No Thanks, Hanks

For the better part of the last decade, America has been charmed by the near-yearly Tom Hanks Big Movie-each one essentially pre-sold as a smash without any question of its creativity, political daring or cinematic quality. Even if Hanks doesn't win an Oscar every time, the inevitability of his nomination is a bit disheartening. It doesn't seem that Hanks has earned his crown as All-American Everyman as much as he's been handed it by the divine intervention of the Hollywood machine.

"Blasphemer!" you, dear readers, exclaim. "Communist!" To question such a beloved national treasure is akin to burning the flag or disliking baseball. But before you turn to the crossword in disgust or grab for your pitchforks and torches, take a moment to recall the seven-year reign of King Hanks. Omitting his fine performance in the big issue masterpiece Philadelphia, Hanks has built a cloned platoon of middle-of-the-road nice guys in tough situations. Forrest Gump leeched onto the neck of a nostalgia-prone nation in '93, managing to reduce social turmoil to a simplified mush of faux-populism-and planting in Hanks the sturdy yes-man persona he has portrayed ever since. Simple Forrest was an icon of everything imagined to be good about America. Sunnily and blindly pushing onward through a hurricane of cultural angst, Gump manages to trivialize the serious issues of the generation it celebrates. The role doesn't seem so bad until considered alongside the next three emotionally mature Gump kin, all of them yes-men doing their jobs for the country-whether it be fighting the Cold War in space (Apollo 13), fighting a World War against the Nazi menace (Saving Private Ryan) or struggling to enforce the law during the Depression (The Green Mile). Stripped of their context, the three roles demonstrate no distinguishing character traits.

It is only fitting that Zemeckis and Hanks teamed up to update Gump for the new millennium with Cast Away, stripping our favorite Everydude of his comfortable bourgeois lifestyle to see how he fares without spaceships or electric chairs or assault rifles. It could have been a landmark performance for Hanks, a daring exploration of the crippled, scared soul of modern man robbed of his tools and his watch. Instead, Cast Away is one of the biggest disappointments of the year. Obvious where it should be profound, formulaic where it could have been original and entertaining where it should be sparse, Cast Away reduces Hanks' cathartic re-entry into civilization to sappy love and fuzzy existential platitudes. Part of this is laziness, hamstrung by a script that allows the simplicity of concept to preclude any interesting development.

A more reprehensible explanation may simply be cowardice.
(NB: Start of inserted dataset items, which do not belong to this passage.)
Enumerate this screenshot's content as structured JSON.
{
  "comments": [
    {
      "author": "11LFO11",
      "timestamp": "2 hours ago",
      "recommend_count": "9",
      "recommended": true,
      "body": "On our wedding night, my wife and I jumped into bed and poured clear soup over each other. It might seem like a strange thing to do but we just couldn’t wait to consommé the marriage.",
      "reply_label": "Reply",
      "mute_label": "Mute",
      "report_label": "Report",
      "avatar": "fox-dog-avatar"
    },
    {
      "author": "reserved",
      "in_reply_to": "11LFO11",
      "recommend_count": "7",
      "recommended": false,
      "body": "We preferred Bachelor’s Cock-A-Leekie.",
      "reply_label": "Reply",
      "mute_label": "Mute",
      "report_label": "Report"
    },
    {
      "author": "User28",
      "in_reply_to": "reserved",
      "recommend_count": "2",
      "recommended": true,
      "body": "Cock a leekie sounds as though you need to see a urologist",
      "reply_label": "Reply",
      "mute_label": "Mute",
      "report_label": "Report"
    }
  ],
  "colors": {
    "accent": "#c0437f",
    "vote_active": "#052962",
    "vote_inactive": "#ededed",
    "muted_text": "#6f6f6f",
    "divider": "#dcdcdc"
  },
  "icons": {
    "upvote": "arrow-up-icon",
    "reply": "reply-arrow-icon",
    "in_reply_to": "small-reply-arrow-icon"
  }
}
Perhaps Hanks and Zemeckis were wary of expounding on what should have been a deeply disturbing character transformation, and tiptoed carefully around any rough edges that could have scraped Hanks' nice guy image. A more ambitious actor would find friendship with a volleyball to be just the tip of his character's descent into madness. And Zemeckis must have an acute case of sexual prurience if he believes that a man with a picture of his lover and that much time on his hands would just sit there staring at her.

But it was certainly no surprise when the Academy reserved a Best Actor slot for Mr. Big. America drools all over Hanks like a yenta on a prized bachelor catch-"Such a nice Everyboy-I bet he's a doctor!" This is Hanks' fifth Oscar nod and his fourth Golden Globe win. Isn't it time to question whether his status as the era's most decorated actor is actually a reflection of inspired and superior talent? Or is America merely flinging these awards at itself? Knowing that a difficult, uncompromising performance like Mark Ruffalo's in You Can Count On Me was passed up to make room in the Best Actor category for a role in which the biggest challenge was weight loss makes Hanks' Gilligan seem even more out of place among the other four passionate, conflicted contenders. Let's hope that America can look away from Hanks' mirror-and that the Academy's narcissism won't override appreciation of true artistic talent.